> The problem is eventually what are LLMs going’s to draw from?
Published documentation.
I'm going to make up a number but I'll defend it: 90% of the information content of stackoverflow is regurgitated from some manual somewhere. The problem is that the specific information you're looking for in the relevant documentation is often hard to find, and even when found is often hard to read. LLMs are fantastic at reading and understanding documentation.
I've answered dozens of questions on stackoverflow.com with tags like SIMD, SSE, AVX, NEON. Only a minority of these asked for a single SIMD instruction which does something specific. Usually people ask how to use the complete instruction set to accomplish something higher level.
Documentation alone doesn't answer questions like that, you need an expert who actually used that stuff.
And even for trivial questions, there is a lot out there that the doc developers ignored or hid.
For me, the current state of affairs is the difficulty of aiming search engines to the right answer. The answer might be out there, but figuring out HOW t oask the questions, which are the right keywords, etc - basically requires knowing where the answer is.
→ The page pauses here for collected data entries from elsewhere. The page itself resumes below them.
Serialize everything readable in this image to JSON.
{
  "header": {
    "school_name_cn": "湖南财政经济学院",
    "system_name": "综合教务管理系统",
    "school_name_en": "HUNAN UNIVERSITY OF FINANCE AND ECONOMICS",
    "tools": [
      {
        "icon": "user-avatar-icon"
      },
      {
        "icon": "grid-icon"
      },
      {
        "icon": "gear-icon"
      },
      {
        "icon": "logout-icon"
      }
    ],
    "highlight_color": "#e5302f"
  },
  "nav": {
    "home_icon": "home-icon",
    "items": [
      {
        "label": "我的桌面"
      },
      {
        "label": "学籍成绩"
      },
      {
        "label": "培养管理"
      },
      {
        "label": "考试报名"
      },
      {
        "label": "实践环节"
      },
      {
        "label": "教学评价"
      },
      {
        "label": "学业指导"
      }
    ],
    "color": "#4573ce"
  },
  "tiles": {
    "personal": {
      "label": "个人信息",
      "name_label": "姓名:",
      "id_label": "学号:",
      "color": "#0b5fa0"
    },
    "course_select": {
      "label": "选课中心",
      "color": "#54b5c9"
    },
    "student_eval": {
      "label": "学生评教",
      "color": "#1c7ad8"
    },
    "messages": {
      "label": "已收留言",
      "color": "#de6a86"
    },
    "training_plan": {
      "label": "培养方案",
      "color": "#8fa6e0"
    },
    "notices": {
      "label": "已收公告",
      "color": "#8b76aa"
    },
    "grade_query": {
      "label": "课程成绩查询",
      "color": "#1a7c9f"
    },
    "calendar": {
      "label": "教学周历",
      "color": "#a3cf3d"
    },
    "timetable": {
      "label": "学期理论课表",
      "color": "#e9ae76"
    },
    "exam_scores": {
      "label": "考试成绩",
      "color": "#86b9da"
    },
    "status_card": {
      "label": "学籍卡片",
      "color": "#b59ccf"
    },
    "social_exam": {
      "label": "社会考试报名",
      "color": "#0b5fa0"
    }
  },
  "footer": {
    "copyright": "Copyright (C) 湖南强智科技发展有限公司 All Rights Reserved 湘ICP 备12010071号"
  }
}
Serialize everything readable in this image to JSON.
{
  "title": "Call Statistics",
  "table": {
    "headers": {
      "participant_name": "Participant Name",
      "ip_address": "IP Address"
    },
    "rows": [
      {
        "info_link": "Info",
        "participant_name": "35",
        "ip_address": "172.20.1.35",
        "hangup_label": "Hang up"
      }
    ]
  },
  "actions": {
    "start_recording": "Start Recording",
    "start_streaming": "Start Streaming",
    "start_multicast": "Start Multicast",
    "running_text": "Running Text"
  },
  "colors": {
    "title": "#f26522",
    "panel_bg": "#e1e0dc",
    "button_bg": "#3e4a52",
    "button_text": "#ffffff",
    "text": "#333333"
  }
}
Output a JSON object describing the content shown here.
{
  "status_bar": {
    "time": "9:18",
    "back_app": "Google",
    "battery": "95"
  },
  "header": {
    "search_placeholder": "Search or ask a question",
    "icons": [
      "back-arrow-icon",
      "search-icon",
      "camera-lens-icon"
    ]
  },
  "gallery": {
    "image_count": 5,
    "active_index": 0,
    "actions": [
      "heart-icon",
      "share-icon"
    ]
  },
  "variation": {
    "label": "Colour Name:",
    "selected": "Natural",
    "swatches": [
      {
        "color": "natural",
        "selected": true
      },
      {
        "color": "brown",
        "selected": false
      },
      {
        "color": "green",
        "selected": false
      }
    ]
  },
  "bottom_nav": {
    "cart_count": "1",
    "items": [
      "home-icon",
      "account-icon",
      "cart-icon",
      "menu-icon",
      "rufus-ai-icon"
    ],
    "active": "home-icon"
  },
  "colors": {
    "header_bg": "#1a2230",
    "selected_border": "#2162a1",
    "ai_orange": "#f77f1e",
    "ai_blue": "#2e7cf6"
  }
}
LLMs have potential in rephrasing boththe question and what they might have glanced at here and there - even if obvious in hindsight.
Don’t use search engines unless you know what you’re searching. Which means I start with another material first (books, wiki, manual,…) which will give me enough ideas of what I want will be. Starting with a search engine is like searching for a piece of a jigzaw with only the picture on the box, you have to know it’s shape first and where it would go.
It's a very similar situation with concurrent programming. Knowing which instruction does a CAS, or the exact memory semantics of a particular load/store/etc., doesn't do much on its right own.
Knowledge gained from experience that is not included in documentation is also significant part of SO. For example "This library will not work with service Y because of X, they do not support feature Y, as I discovered when I tried to use it myself" or other empirical evidence about the behavior of software that isn't documented.
Published documentation has been and can be wrong. In the late 1990's and early 2000's when I still did a mix of Microsoft technologies and Java, I found several bad non-obvious errors in MSDN documentation. AI today would likely regurgitate it in a soft but seemingly mild but arguably authoritative sounding way. At least when discussing with real people after the arrows fly and the dust settles, we can figure out the truth.
Everything (and everyone for that matter) can be and has been wrong. What matter is if it is useful. And AI as it is now is pretty decent at finding ("regurgitating") information in large bodies of data much faster than humans and with enough accuracy to be "good enough" for most uses.
Nothing will ever replace your own critical thinking and judgment.
> At least when discussing with real people after the arrows fly and the dust settles, we can figure out the truth.
You can actually do that with AI now. I have been able to correct AI many times via a Socratic approach (where I didn't know the correct answer, but I knew the answer the AI gave me was wrong).
From personal experience, I'm skeptical of the quantity and especially quality of published documentation available, the completeness of that documentation, the degree to which it both recognizes and covers all the relevant edge cases, etc. Even Apple, which used to be quite good at that kind of thing, has increasingly effectively referred developers to their WWDC videos. I'm also skeptical of the ability of the LLMs to ingest and properly synthesize that documentation - I'm willing to bet the answers from SO and Reddit are doing more heavy lifting on shaping the LLM's "answers" than you're hoping here.
There is nothing in my couple decades of programming or experience with LLMs that suggests to me that published documentation is going to be sufficient to let an LLM produce sufficient quality output without human synthesis somehwere in the loop.
yes, a lot of stuff is like that, and LLMs are a good replacement for searching the docs; but the most useful SO answers are regarding issues that are either not documented or poorly documented, and someone knows because they tried it and found what did or did not work
Published documentation.
I'm going to make up a number but I'll defend it: 90% of the information content of stackoverflow is regurgitated from some manual somewhere. The problem is that the specific information you're looking for in the relevant documentation is often hard to find, and even when found is often hard to read. LLMs are fantastic at reading and understanding documentation.